Artikel
Are prescription patterns reflecting guideline recommendations for rheumatoid arthritis in children and adolescents?
Suche in Medline nach
Autoren
Veröffentlicht: | 5. November 2009 |
---|
Gliederung
Text
Background and aim: Rheumatoid arthritis (RA) in children and adolescents (CaA) is similar to adult forms but often progress and consequences are less severe in CaA. Therefore treatment optimization requires differentiation between mild and severe forms.
Drug treatment guidelines for juvenile idiopathic arthritis (JIA) consider these facts and recommend symptomatic treatment (NSAIDs, corticosteroids) and – in severe cases – DMARDs (disease modifying antirheumatic drugs) with methotrexate as first choice. Other DMARDs are not relevant in JIA except for specific cases. But prescriptions for these drugs increased over the last years remarkably. Aim of this analysis was to characterize drug treatment of CaA with RA with focus on DMARDs.
Material and method: Data analysis is based on prescribing data of the statutory health-insurance company GEK (around 375,000–380,000 enrolees aged 0–19 y per year) for the calendar years 2005–2007. RA patients were identified by reimbursement diagnoses (ICD10: M05-M09 and/or M13). Age- and sex-related disease and treatment prevalences including 95% confidence intervals (CI) were calculated.

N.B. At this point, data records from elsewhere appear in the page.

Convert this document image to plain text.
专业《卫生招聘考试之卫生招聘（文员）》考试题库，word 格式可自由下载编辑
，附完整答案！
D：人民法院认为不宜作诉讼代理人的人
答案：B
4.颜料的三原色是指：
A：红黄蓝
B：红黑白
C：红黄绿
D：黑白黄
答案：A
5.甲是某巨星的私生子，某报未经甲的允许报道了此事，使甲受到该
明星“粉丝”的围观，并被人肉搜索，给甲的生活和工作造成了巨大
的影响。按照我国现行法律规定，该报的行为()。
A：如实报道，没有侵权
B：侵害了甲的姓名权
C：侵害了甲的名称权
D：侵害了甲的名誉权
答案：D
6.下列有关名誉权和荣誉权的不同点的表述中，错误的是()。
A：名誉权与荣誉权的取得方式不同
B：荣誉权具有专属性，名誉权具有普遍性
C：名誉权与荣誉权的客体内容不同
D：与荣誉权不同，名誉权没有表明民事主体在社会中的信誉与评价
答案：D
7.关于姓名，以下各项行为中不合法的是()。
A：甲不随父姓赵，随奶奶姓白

Results: RA prevalence among 0–19 year old CaA does not relevantly change between 2005 and 2007 (2007:0,58%, 95%CI: 0,56–0,61%). Females are slightly more frequently concerned than males. Among both sexes prevalences increase with age. Only 56% of all CaA with RA receive at least one RA prescription per year with lower proportions in higher agegroups.
Females receive more frequently DMARDs than males. But DMARD treatment is with 8% of less importance among CaA. Methotrexate is the most frequently prescribed DMARD but still relevant proportions receive second and third line DMARDs.
Conclusions: For most of the CaA with RA our results are not contradictory to guidelines regarding drug treatment except for the age group 15–19 years where a deficit in DMARD therapy can be assumed. Although DMARDs are rarely prescribed the proportions of second and third line DMARDs are quite high. Most of them are not approved for children and/or for RA. Drug treatment patterns should be monitored. Further investigations should also focus non-pharmaceutical treatment options.